Tudo porque o Sporting entrou na jogada. Como é que isso aconteceu?
Não sei. Tudo foi negociado sem o meu conhecimento. Só sei que me tiraram do Hotel e me levaram para o Alvalade. Lá não fiz qualquer treino, apenas assinei um contrato, válido por quatro épocas. Tudo conduzido pelo Zaid Ali.
Trataram da sua vida, sem você estar inteirado de nada?
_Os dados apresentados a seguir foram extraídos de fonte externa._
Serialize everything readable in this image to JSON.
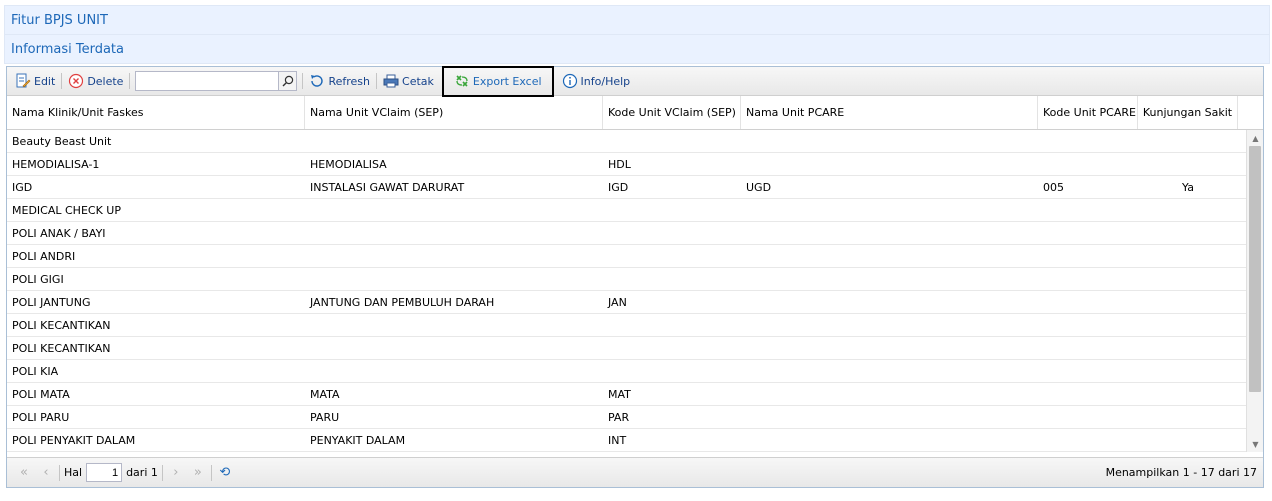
{
  "header": {
    "title": "Fitur BPJS UNIT",
    "subtitle": "Informasi Terdata"
  },
  "toolbar": {
    "edit_label": "Edit",
    "delete_label": "Delete",
    "search_value": "",
    "refresh_label": "Refresh",
    "print_label": "Cetak",
    "export_label": "Export Excel",
    "info_label": "Info/Help"
  },
  "grid": {
    "columns": [
      "Nama Klinik/Unit Faskes",
      "Nama Unit VClaim (SEP)",
      "Kode Unit VClaim (SEP)",
      "Nama Unit PCARE",
      "Kode Unit PCARE",
      "Kunjungan Sakit"
    ],
    "rows": [
      [
        "Beauty Beast Unit",
        "",
        "",
        "",
        "",
        ""
      ],
      [
        "HEMODIALISA-1",
        "HEMODIALISA",
        "HDL",
        "",
        "",
        ""
      ],
      [
        "IGD",
        "INSTALASI GAWAT DARURAT",
        "IGD",
        "UGD",
        "005",
        "Ya"
      ],
      [
        "MEDICAL CHECK UP",
        "",
        "",
        "",
        "",
        ""
      ],
      [
        "POLI ANAK / BAYI",
        "",
        "",
        "",
        "",
        ""
      ],
      [
        "POLI ANDRI",
        "",
        "",
        "",
        "",
        ""
      ],
      [
        "POLI GIGI",
        "",
        "",
        "",
        "",
        ""
      ],
      [
        "POLI JANTUNG",
        "JANTUNG DAN PEMBULUH DARAH",
        "JAN",
        "",
        "",
        ""
      ],
      [
        "POLI KECANTIKAN",
        "",
        "",
        "",
        "",
        ""
      ],
      [
        "POLI KECANTIKAN",
        "",
        "",
        "",
        "",
        ""
      ],
      [
        "POLI KIA",
        "",
        "",
        "",
        "",
        ""
      ],
      [
        "POLI MATA",
        "MATA",
        "MAT",
        "",
        "",
        ""
      ],
      [
        "POLI PARU",
        "PARU",
        "PAR",
        "",
        "",
        ""
      ],
      [
        "POLI PENYAKIT DALAM",
        "PENYAKIT DALAM",
        "INT",
        "",
        "",
        ""
      ]
    ]
  },
  "pager": {
    "page_label": "Hal",
    "page_value": "1",
    "of_label": "dari 1",
    "status": "Menampilkan 1 - 17 dari 17"
  },
  "colors": {
    "accent": "#1d68b8",
    "header_bg": "#eaf2ff"
  }
}
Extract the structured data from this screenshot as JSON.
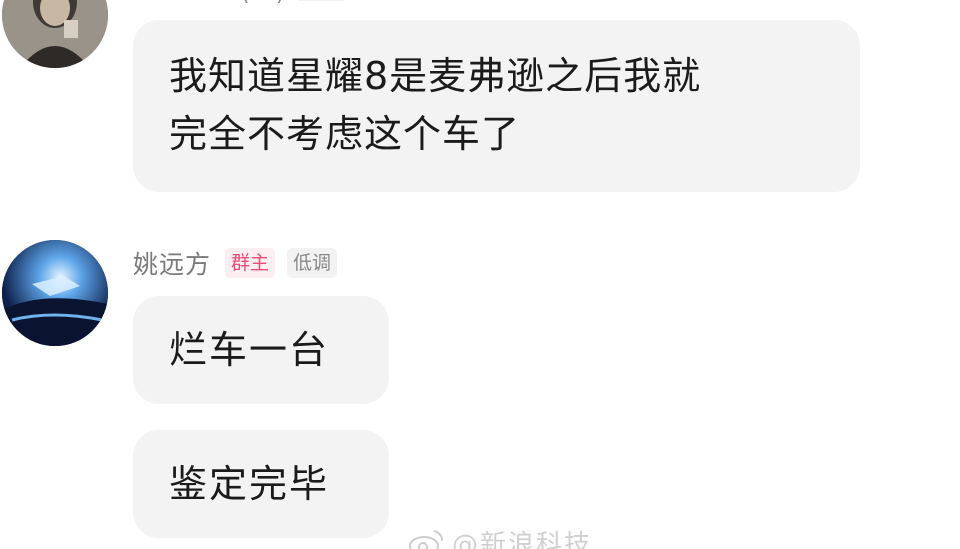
{
  "messages": [
    {
      "sender_name": "?????? (??)",
      "text_line1": "我知道星耀8是麦弗逊之后我就",
      "text_line2": "完全不考虑这个车了"
    },
    {
      "sender_name": "姚远方",
      "badge_role": "群主",
      "badge_level": "低调",
      "bubbles": [
        "烂车一台",
        "鉴定完毕"
      ]
    }
  ],
  "watermark": {
    "text": "@新浪科技",
    "icon": "weibo-logo-icon"
  },
  "colors": {
    "bubble_bg": "#f3f3f3",
    "owner_badge_text": "#e54e76",
    "owner_badge_bg": "#fdeef2",
    "level_badge_bg": "#f2f2f2",
    "name_text": "#7a7a7a"
  }
}
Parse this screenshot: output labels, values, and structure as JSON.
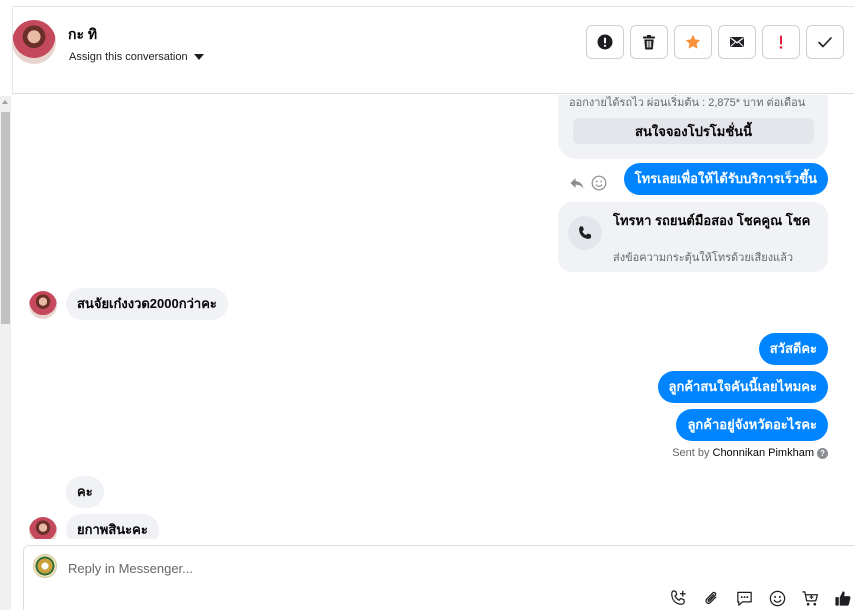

De nada mesmo. Isto porque havia em mim um misto de ingenuidade, imaturidade e boa-fé nas pessoas. Acredito que se o mesmo se repetisse hoje, eu teria posto um pequeno travão. Mas, naquela altura a situação que se vivia em Moçambique era difícil e tudo o que conseguiamos era bem-vindo. Foi mesmo “chato”. Falou-se em valores para mim, mas não vi um único centavo. O contrato foi cumprido relativamente ao Desportivo, que recebeu 250 mil dólares, que acredito tenha sido a transferêcia mais cara de um jogador moçambicano. Ficou no ar a promesssa verbal de eu receber 10 por cento desse valor, o que nunca aconteceu. Não fiquei magoado, porque beneficiou o meu clube. Tenho provas de que o dinheiro foi recebido, pois o Presidente Sousa Cintra falou-me disso.
Pressão para mudar de nacionalidade
O inflaccionamento do seu passe, terá resultado da “guerra” entre leões e águias?
Penso que isso fez subir a fasquia. O Benfica prometia pagar entre 150 e 200 mil dólares, e o Sporting cobriu a oferta com 250 mil.
Chegou ao Sporting numa altura em que havia excesso de estrangeiros, como foi viu isso?
Havia grandes jogadores: Silas, Douglas, Venâncio, Paulinho Cascavél, Carlos Manuel e outros. Era uma equipa de luxo. Eu não jogava, porque éramos seis estrangeiros e só poderiam jogar dois, ficando os restantes no banco. Eu era o preterido e sentia-me injustiçado, pois via que tinha lugar. O porquê de ficar de fora, não sei. Vivi uma situação que considero caricata: não jogava pelas reservas porque não era o meu nível, nem pela equipa principal, pelas razões apontadas.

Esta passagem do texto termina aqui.